Much has been written about the disruptive business models by companies like Uber and AirBnB. Having used their solutions successfully in three continents, I am a big fan of their services. (Apparently others are too, as we see new terms like “Uberization”, “Sharing economy” and “Peer to peer economy” on a daily basis…)
In fact, there was a recent article about Uberization of air travel, but that is a much more complex undertaking, at least at this point…
I came across an interesting article by Marion Manekar on what the Uberization of the economy is about. The 5 word summary of the article is described in a tweet – “To Uberize, remove the middleman”…
As Maneker puts it, “I don’t think of Uber as a force that dis-intermediates—as we olds used to say—transportation, but one that creates value for itself, its drivers, and its users, by developing a new layer that integrates them all with maximum utility… To me, uberizing meant trapping a series of innovative processes—phone-enabled geo-location, payments and driver management and distribution—into an app-accessible service...”
If you break down the above thesis, the key points are innovative processes riding on existing and new infrastructure, glued together by ever-updating software. In the case of Uber it means using technology like geo-location and smartphone apps, existing government rules around taxis, and financial incentives, coupled with convenience for drivers and riders.
The same software-led revolution is disrupting other industries too – good examples being Apple Pay, Nest and Sonos. All these are taking advantage of our increasing reliance on our smartphones, and their constant connection to the cloud to put less focus on the supporting hardware – resulting in most hardware manufacturers focusing more on software enablement.
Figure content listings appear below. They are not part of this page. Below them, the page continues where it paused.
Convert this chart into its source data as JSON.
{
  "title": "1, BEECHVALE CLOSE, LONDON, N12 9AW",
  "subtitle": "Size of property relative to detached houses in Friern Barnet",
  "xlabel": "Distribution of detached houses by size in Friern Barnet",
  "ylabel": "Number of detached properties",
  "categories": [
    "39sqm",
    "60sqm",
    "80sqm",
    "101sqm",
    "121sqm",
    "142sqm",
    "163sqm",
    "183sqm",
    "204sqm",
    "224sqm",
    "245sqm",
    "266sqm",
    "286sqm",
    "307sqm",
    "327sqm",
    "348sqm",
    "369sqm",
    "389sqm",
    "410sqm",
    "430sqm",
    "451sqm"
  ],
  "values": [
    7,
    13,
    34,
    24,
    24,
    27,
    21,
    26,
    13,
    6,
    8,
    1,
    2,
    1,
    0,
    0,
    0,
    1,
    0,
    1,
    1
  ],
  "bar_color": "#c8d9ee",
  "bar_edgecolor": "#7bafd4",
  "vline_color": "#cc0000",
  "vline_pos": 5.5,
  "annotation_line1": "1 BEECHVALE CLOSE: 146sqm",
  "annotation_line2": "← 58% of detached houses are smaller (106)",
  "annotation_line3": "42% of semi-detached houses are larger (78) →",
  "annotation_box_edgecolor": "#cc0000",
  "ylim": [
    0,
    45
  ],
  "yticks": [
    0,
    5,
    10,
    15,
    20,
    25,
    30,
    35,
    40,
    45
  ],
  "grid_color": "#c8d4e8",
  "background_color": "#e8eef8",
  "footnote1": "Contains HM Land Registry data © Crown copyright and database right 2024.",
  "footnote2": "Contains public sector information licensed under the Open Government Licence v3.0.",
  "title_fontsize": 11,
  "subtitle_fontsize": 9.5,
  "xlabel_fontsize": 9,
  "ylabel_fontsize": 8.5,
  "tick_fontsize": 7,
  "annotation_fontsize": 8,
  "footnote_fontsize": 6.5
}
Amidst all this comes a new experimental disruption by Tesla – itself a pioneer in the software-enabled car – around auto sales: “Tesla is launching a referral program, where current Tesla owners can create a referral link to share with their friends. Anyone who buys a Tesla via a friend’s link will receive a $1,000 discount on a new Model S. (Used models are not included in the program.) On the flip side, those doing the referring will get a $1,000 credit applied to their account, which could be used to buy service, accessories or put toward any future car purchase.
It goes a bit further. If you manage to sell five Model S sedans, you’ll get an invite to the opening party at the Gigafactory in Nevada, which is sure to be a good time. Sell 10, and you will have the option of purchasing a Founders Series Model X…”
Tesla’s founder Elon Musk calls it a guerrilla battle against auto trading associations – since Tesla is not allowed to sell in every State, they can have their owners “refer” friends, thereby totally bypassing the traditional auto sales channel. But just like Uber, they can use the existing governmental checks and balances in the auto trade transaction to their advantage.
It is yet to be seen how successful this experiment is, but if it is successful, it could be a pre-cursor to tremendous change in every facet of our daily lives.